When "parfor" is used instead of "for" loop, several MATLAB workers are concurrently computing the different iterations of the loop, so a parfor-loop can provide significantly better performance than its analogous for-loop. The total number of iterations are divided among the parallel MATLAB workers. Each iteration is independent and the execution of these iterations by different workers is not synchronized
It's important to decide when to use parfor loop: a. There should not be any loop dependency, meaning your loop should not have statements that depend on results from a previous (or a different) iteration. b.

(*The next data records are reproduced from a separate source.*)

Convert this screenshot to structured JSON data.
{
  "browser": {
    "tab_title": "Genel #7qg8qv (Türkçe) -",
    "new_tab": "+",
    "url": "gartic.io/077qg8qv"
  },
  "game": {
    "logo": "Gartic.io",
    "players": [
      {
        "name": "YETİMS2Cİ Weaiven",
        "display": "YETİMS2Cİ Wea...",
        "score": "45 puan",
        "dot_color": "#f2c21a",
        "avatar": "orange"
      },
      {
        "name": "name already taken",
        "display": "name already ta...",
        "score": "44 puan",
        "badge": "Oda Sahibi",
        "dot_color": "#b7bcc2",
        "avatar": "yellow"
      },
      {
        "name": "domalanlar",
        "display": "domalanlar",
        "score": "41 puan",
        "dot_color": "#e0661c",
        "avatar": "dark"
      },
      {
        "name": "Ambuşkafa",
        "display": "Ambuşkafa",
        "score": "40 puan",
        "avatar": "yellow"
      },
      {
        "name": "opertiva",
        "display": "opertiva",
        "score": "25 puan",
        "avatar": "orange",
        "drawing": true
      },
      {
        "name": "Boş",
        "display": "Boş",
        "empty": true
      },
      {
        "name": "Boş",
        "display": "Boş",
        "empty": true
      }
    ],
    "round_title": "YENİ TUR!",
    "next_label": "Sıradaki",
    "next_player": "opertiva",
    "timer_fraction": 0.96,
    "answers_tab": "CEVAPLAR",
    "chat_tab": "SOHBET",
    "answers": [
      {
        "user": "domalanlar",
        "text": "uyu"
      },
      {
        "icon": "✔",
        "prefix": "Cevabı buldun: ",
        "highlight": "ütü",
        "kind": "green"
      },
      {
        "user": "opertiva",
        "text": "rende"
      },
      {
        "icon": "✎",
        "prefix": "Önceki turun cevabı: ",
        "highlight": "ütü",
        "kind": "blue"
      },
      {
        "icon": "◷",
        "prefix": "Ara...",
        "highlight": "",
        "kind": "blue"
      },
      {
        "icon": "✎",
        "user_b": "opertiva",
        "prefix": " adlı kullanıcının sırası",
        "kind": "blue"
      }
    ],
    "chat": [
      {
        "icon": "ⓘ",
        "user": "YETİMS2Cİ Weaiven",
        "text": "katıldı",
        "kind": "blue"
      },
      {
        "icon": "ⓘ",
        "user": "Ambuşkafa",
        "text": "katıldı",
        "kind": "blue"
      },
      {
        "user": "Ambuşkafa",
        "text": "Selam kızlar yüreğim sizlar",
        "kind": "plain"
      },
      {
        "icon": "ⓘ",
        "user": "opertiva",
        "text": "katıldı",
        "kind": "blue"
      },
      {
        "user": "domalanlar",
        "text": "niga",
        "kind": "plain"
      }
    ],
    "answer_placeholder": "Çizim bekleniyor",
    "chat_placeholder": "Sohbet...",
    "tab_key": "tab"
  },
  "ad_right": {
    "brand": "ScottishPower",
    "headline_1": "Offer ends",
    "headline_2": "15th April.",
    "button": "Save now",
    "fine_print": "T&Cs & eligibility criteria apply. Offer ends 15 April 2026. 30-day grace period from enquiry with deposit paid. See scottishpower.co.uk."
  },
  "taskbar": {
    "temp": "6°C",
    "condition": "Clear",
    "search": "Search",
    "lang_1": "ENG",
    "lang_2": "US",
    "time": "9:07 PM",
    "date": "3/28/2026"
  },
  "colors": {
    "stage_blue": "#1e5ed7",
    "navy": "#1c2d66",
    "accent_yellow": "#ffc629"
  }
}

There is a communication overhead as we are using multiple workers in parfor. If the computation in your loop is relatively simple or small in size, there may be little advantage when compared to the scenario where there is significant computation.
In your example:
for i = 1:length(SPAZ1)
for j = 1:length(SPAZ2)
SPAZ3 = 100 - SPAZ1(i) - SPAZ2(j);
if SPAZ3 >= 10 && SPAZ3 <= 90
s = [SPAZ1(i) SPAZ2(j) SPAZ3];
S = [S; s];
end
end
end
A for loop can be parallelized by replacing "for" keyword with "parfor". If there are nested for loops, generally, the outermost for-loop is converted to parfor. Since there is no loop dependency, in this example, we can use parfor in the following way:
parfor i = 1:length(SPAZ1)
for j = 1:length(SPAZ2)
SPAZ3 = 100 - SPAZ1(i) - SPAZ2(j);
if SPAZ3 >= 10 && SPAZ3 <= 90
s = [SPAZ1(i) SPAZ2(j) SPAZ3];
S = [S; s];
end
end
end
Here, the outer for loop (running from 1 to length(SPAZ1)) is divided among the workers and the nested for loop inside parfor is executed by individual workers independent of each other.
The documentation has a good example which is related to your question: https://www.mathworks.com/help/distcomp/convert-nested-for-loops-to-parfor.html
Note that you need to have the parallel computing toolbox to use this feature.